Are weight loss supplements effective?

Many individuals consume vitamins and supplements to aid in weight loss. Are they effective and ethical? Whether taking diet pills is cheating or not, the answer to this question is that some are more effective than others, but most of these supplements have not been adequately studied. The more popular ones generally do assist in weight loss, but are marginally effective; most of the benefits are seen from calorie reduction and exercise.

Research behind weight loss supplements is lacking

The reason that there are not enough studies on supplements is strictly financial. Large, well-designed, randomized, placebo-controlled studies cost millions of dollars. For companies to invest this amount of money in a study, the “payoff” would have to make it worthwhile. Therefore, with few exceptions, you will only see pharmaceutical companies investing their money in pharmaceutical drugs, hoping for the big payday. It does leave many of us in the dark, experimenting with supplements.

However, here are 3 natural supplements with the most potential to help you lose weight:

Bitter Orange (Citrus aurantium)

Not enough human studies, but animal studies have shown weight-loss properties. Contains a stimulant called synephrine, which may increase heart rate and blood pressure. To date, no serious adverse effects have been seen in either testing group.

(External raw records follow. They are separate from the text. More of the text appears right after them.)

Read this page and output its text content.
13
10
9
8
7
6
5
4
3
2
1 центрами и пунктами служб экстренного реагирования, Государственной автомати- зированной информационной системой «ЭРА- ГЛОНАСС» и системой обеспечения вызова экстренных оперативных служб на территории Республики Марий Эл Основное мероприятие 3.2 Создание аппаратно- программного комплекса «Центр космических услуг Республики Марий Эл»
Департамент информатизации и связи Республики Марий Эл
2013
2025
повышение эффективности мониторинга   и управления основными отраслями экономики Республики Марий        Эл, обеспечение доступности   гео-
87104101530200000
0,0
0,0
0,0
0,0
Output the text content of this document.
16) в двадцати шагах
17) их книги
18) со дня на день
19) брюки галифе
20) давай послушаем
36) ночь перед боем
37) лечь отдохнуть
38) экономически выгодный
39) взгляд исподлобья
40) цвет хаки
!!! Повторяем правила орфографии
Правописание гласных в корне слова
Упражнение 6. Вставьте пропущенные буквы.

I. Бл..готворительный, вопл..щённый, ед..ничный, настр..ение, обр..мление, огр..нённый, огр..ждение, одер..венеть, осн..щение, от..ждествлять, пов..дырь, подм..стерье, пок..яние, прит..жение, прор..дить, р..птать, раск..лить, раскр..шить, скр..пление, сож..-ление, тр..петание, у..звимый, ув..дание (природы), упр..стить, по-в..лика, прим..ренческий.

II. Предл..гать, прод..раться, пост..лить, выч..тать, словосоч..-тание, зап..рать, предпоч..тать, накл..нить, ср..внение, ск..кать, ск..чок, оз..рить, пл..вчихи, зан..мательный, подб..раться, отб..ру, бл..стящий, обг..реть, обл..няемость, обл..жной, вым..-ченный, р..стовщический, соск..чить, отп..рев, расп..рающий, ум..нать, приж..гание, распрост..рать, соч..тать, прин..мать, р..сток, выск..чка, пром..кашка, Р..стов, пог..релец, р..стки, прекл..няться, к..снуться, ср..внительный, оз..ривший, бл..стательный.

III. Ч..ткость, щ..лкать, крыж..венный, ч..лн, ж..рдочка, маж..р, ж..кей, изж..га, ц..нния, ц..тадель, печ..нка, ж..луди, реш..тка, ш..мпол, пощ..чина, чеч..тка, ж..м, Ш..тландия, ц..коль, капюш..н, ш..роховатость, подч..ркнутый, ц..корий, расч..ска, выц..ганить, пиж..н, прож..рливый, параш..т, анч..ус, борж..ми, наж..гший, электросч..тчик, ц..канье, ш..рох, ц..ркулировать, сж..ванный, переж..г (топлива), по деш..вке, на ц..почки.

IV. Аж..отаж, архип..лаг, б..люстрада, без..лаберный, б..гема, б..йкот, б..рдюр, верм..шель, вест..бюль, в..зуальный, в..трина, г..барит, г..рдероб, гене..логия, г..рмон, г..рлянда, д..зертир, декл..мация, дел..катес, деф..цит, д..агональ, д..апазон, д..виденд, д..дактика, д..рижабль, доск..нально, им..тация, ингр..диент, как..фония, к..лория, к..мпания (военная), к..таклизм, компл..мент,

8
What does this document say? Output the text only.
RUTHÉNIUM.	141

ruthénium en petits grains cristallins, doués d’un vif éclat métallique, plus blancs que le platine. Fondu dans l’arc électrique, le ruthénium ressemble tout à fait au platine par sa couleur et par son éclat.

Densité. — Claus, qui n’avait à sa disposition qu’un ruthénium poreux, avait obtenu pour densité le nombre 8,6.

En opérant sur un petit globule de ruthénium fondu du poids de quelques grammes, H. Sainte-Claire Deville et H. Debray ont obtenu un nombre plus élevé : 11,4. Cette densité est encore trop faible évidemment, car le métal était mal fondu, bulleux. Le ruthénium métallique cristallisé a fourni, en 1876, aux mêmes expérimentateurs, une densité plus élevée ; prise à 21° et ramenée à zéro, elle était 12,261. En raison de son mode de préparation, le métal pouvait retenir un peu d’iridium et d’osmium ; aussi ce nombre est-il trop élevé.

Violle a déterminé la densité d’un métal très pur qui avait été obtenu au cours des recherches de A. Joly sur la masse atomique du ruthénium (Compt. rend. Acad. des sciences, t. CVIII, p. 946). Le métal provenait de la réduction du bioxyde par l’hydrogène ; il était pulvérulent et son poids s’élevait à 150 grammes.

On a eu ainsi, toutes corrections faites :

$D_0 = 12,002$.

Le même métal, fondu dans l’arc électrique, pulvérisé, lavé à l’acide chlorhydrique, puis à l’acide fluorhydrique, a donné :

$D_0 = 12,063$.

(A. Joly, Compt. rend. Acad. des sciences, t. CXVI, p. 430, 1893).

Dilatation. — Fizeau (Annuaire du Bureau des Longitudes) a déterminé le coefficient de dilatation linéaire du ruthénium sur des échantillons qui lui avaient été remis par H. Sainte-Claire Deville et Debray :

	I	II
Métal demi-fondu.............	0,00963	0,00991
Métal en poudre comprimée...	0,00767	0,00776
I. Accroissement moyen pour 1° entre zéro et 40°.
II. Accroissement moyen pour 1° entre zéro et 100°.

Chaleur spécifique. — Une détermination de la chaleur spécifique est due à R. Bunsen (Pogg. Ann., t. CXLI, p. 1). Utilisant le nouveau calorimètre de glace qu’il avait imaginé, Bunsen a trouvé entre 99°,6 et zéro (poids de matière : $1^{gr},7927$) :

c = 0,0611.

One study found modest weight loss, but most studies have failed to show benefit. However, there is evidence that it may help with insulin receptor sensitivity, thereby controlling blood glucose levels.

Hydroxycitric acid (Garcinia cambogia)

Studies have shown mixed results. There are several studies using 2800 mg per day of hydroxycitric acid (HCA), which actually revealed weight loss. It is worth noting that weight loss was more significant once HCA was combined with the aforementioned niacin-bound chromium (400 mg) and Gymnema sylvestre extract (400 mg). The latter is an herb native to southern and central India, where it has long been used to treat diabetes.